Pilkington, il rilancio arriva dalla Polonia

15 Giugno 2018

Trasferite a San Salvo le produzioni di Chielow: previsti altri 150 operai. Lavoro usurante: disegno di legge di D’Alessandro (Pd)

SAN SALVO. E all’improvviso il vento cambia. Finalmente dopo mesi di ansia su San Salvo arriva una raffica di notizie importanti e positive per la Pilkington. Oltre all’investimento di 30 milioni di euro, i dirigenti del colosso vetrario hanno annunciato ai sindacati il trasferimento delle lavorazioni dei vetri "laterali-accoppiati" dalla fabbrica polacca di Chielow a quella di Piana Sant’Angelo di San Salvo.
DALLA POLONIA A SAN SALVO. La nuova linea dovrebbe produrre 250mila pezzi l’anno. Si parte subito. Ad agosto saranno già prodotti i nuovi pezzi. La linea all’inizio occuperà 30 lavoratori. Il numero dovrebbe crescere progressivamente fino ad arrivare a 150 lavoratori. I settori produttivi nella fabbrica di San Salvo cresceranno già entro l’anno. Le linee Accoppiato richiedono alta tecnologia. Con la nuova produzione Pilkington San Salvo servirà la quasi totalità del mercato europeo dell’auto direttamente o attraverso le altre aziende come General Motors, Fiat, Bmw, Psa, Renault, Audi, Volkswagen, Seat, Daimler Chrysler, Ford, Pininfarina, Nissan, Honda, Toyota. «I “laterali accoppiati” sono la linea del futuro e delle nuove autovetture», rimarcano soddisfatti i sindacati. La Polonia non ha accolto favorevolmente la notizia: sindacati del paese nordeuropeo per il momento non commentano e mantengono un atteggiamento cauto.
LAVORO USURANTE ED ESUBERI. Intanto il tempo passa. Settembre è vicino e con l’autunno arriveranno, salvo novità, 120 licenziamenti. Una notizia importante arriva da Roma. Mercoledì scorso alla Camera il deputato del Pd, Camillo D’Alessandro, ha depositato un disegno di legge per l’inclusione dello stabilimento vetrario di Piana Sant’Angelo nella classificazione dei siti produttivi con lavori gravosi e usuranti. «La categoria della lavorazione a catena del vetro piano», ha ricordato D’Alessandro, «oggi è esclusa. Il riconoscimento del lavoro usurante per lo stabilimento vetrario consentirebbe l’anticipo pensionistico a circa 200 lavoratori. La Pilkington vedrebbe “alleggerire “ il suo organico e potrebbe rilanciare lo stabilimento grazie al nuovo piano industriale», annota D’Alessandro che oggi presenta l’iniziativa a San Salvo con Gianni Cordisco, segretario provinciale Pd. L’iniziativa salverebbe il lavoro di tanti giovani.
SERVIZI MIGLIORI PER ATTIRARE INVESTIMENTI. Lo stabilimento, dunque, continua ad essere dunque nei piani strategici della Nsg, Nippon Sheet Glass.
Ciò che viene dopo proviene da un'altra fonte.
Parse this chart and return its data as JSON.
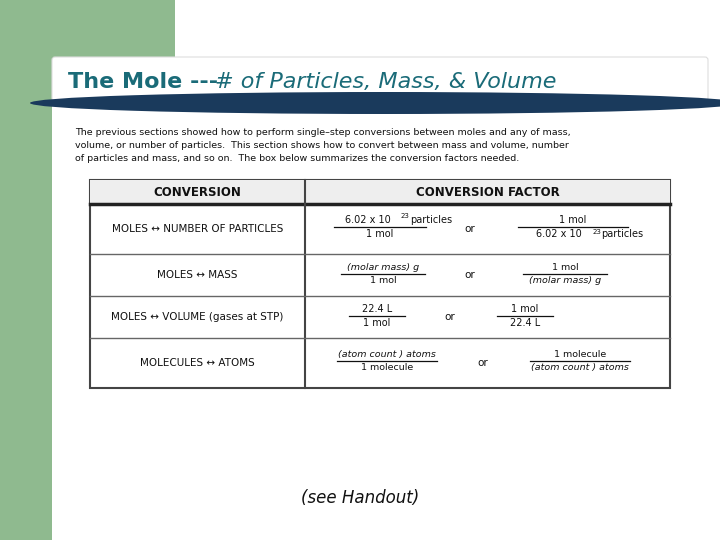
{
  "title_bold": "The Mole --- ",
  "title_italic": "# of Particles, Mass, & Volume",
  "title_color": "#1a6b78",
  "title_bar_color": "#1a3a5c",
  "green_color": "#8fba8f",
  "bg_color": "#ffffff",
  "paragraph_lines": [
    "The previous sections showed how to perform single–step conversions between moles and any of mass,",
    "volume, or number of particles.  This section shows how to convert between mass and volume, number",
    "of particles and mass, and so on.  The box below summarizes the conversion factors needed."
  ],
  "handout_text": "(see Handout)",
  "table_header_left": "CONVERSION",
  "table_header_right": "CONVERSION FACTOR"
}
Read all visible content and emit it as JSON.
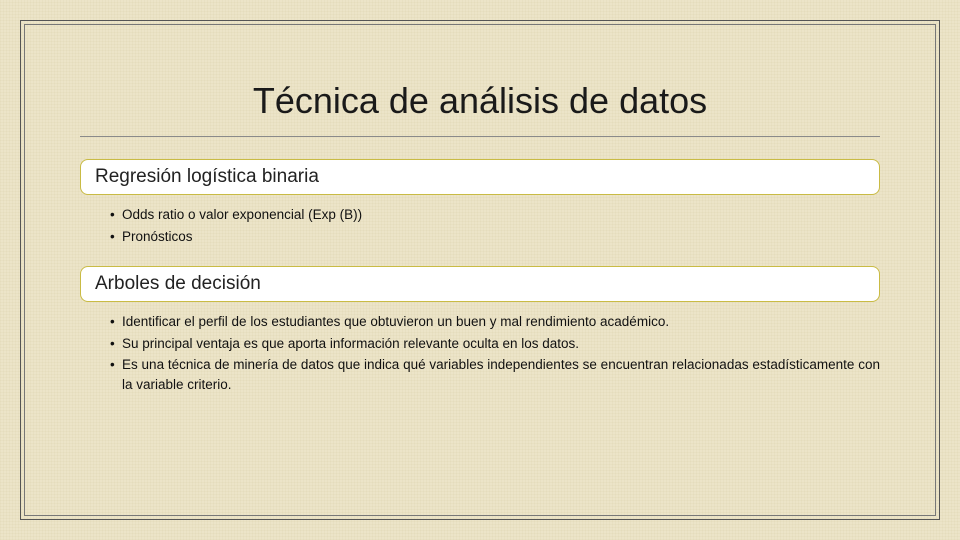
{
  "slide": {
    "title": "Técnica de análisis de datos",
    "background_color": "#ece4c8",
    "frame_outer_color": "#555555",
    "frame_inner_color": "#777777",
    "divider_color": "#8a8a8a",
    "title_fontsize": 36,
    "header_border_color": "#c9bb44",
    "header_bg": "#ffffff",
    "header_fontsize": 19,
    "body_fontsize": 13.5,
    "section1": {
      "heading": "Regresión logística binaria",
      "bullets": [
        "Odds ratio o valor exponencial (Exp (B))",
        "Pronósticos"
      ]
    },
    "section2": {
      "heading": "Arboles de decisión",
      "bullets": [
        "Identificar el perfil de los estudiantes que obtuvieron un buen y mal rendimiento académico.",
        "Su principal ventaja es que aporta información relevante oculta en los datos.",
        "Es una técnica de minería de datos que indica qué variables independientes se encuentran relacionadas estadísticamente con la variable criterio."
      ]
    }
  }
}
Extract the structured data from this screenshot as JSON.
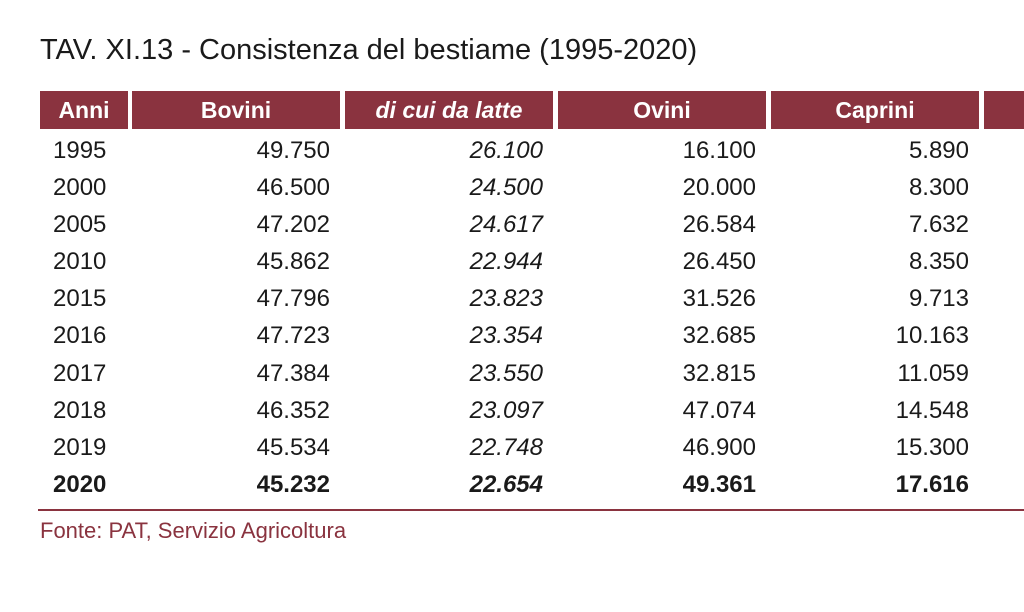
{
  "title": "TAV. XI.13 -  Consistenza del bestiame (1995-2020)",
  "columns": {
    "anni": "Anni",
    "bovini": "Bovini",
    "di_cui_da_latte": "di cui da latte",
    "ovini": "Ovini",
    "caprini": "Caprini"
  },
  "rows": [
    {
      "anno": "1995",
      "bovini": "49.750",
      "da_latte": "26.100",
      "ovini": "16.100",
      "caprini": "5.890"
    },
    {
      "anno": "2000",
      "bovini": "46.500",
      "da_latte": "24.500",
      "ovini": "20.000",
      "caprini": "8.300"
    },
    {
      "anno": "2005",
      "bovini": "47.202",
      "da_latte": "24.617",
      "ovini": "26.584",
      "caprini": "7.632"
    },
    {
      "anno": "2010",
      "bovini": "45.862",
      "da_latte": "22.944",
      "ovini": "26.450",
      "caprini": "8.350"
    },
    {
      "anno": "2015",
      "bovini": "47.796",
      "da_latte": "23.823",
      "ovini": "31.526",
      "caprini": "9.713"
    },
    {
      "anno": "2016",
      "bovini": "47.723",
      "da_latte": "23.354",
      "ovini": "32.685",
      "caprini": "10.163"
    },
    {
      "anno": "2017",
      "bovini": "47.384",
      "da_latte": "23.550",
      "ovini": "32.815",
      "caprini": "11.059"
    },
    {
      "anno": "2018",
      "bovini": "46.352",
      "da_latte": "23.097",
      "ovini": "47.074",
      "caprini": "14.548"
    },
    {
      "anno": "2019",
      "bovini": "45.534",
      "da_latte": "22.748",
      "ovini": "46.900",
      "caprini": "15.300"
    },
    {
      "anno": "2020",
      "bovini": "45.232",
      "da_latte": "22.654",
      "ovini": "49.361",
      "caprini": "17.616"
    }
  ],
  "source": "Fonte: PAT, Servizio Agricoltura",
  "colors": {
    "header_bg": "#8a333f",
    "header_text": "#ffffff",
    "source_text": "#8a333f"
  }
}
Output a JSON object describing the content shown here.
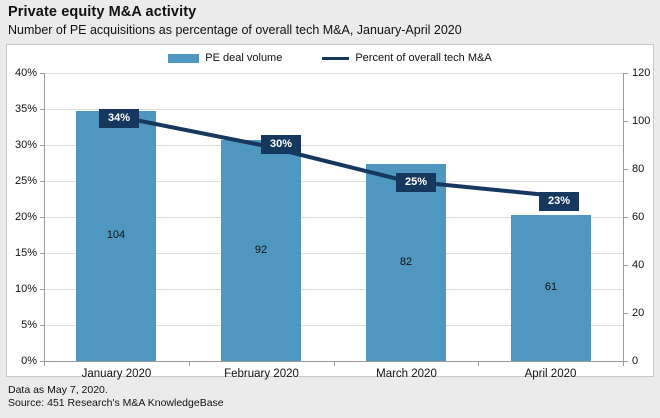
{
  "header": {
    "title": "Private equity M&A activity",
    "subtitle": "Number of PE acquisitions as percentage of overall tech M&A, January-April 2020"
  },
  "legend": {
    "bar_label": "PE deal volume",
    "line_label": "Percent of overall tech M&A"
  },
  "footer": {
    "note": "Data as May 7, 2020.",
    "source": "Source: 451 Research's M&A KnowledgeBase"
  },
  "colors": {
    "bar": "#4f96c0",
    "line": "#16385f",
    "point_label_background": "#16385f",
    "point_label_text": "#ffffff",
    "panel_background": "#ffffff",
    "page_background": "#ebebeb",
    "gridline": "#dcdcdc",
    "axis": "#9b9b9b",
    "text": "#111111"
  },
  "chart_data": {
    "type": "bar",
    "subtype": "combo bar+line with dual y-axes",
    "title": "Private equity M&A activity",
    "subtitle": "Number of PE acquisitions as percentage of overall tech M&A, January-April 2020",
    "categories": [
      "January 2020",
      "February 2020",
      "March 2020",
      "April 2020"
    ],
    "series": [
      {
        "name": "PE deal volume",
        "type": "bar",
        "axis": "right",
        "values": [
          104,
          92,
          82,
          61
        ]
      },
      {
        "name": "Percent of overall tech M&A",
        "type": "line",
        "axis": "left",
        "values": [
          34,
          30,
          25,
          23
        ],
        "point_labels": [
          "34%",
          "30%",
          "25%",
          "23%"
        ]
      }
    ],
    "left_axis": {
      "min": 0,
      "max": 40,
      "step": 5,
      "format": "percent",
      "tick_labels": [
        "0%",
        "5%",
        "10%",
        "15%",
        "20%",
        "25%",
        "30%",
        "35%",
        "40%"
      ]
    },
    "right_axis": {
      "min": 0,
      "max": 120,
      "step": 20,
      "tick_labels": [
        "0",
        "20",
        "40",
        "60",
        "80",
        "100",
        "120"
      ]
    },
    "grid": "horizontal only",
    "legend_position": "top center"
  }
}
L’azienda soffre, tuttavia, di carenze strutturali esterne, dovute al suo posizionamento periferico rispetto ai mercati dell’auto europei, non favorito dalle condizioni delle infrastrutture e dalla carenza di servizi. Una grande mano dovrebbe arrivare dal collegamento ferroviario con il porto di Punta Penna. I lavori per la realizzazione del tracciato sono già cominciati. Per quanto riguarda l’acqua, elemento essenziale per la lavorazione del vetro, il Consorzio di bonifica di Vasto ha fatto sapere che grazie alla diga di Chiauci la risorsa idrica non mancherà nei mesi più caldi dell’anno. La politica insomma ha cominciato a fare rete e sta lavorando affinché l’impianto del Vastese continui ad essere appetibile e concorrenziale, restando uno dei più importanti siti produttivi a livello europeo.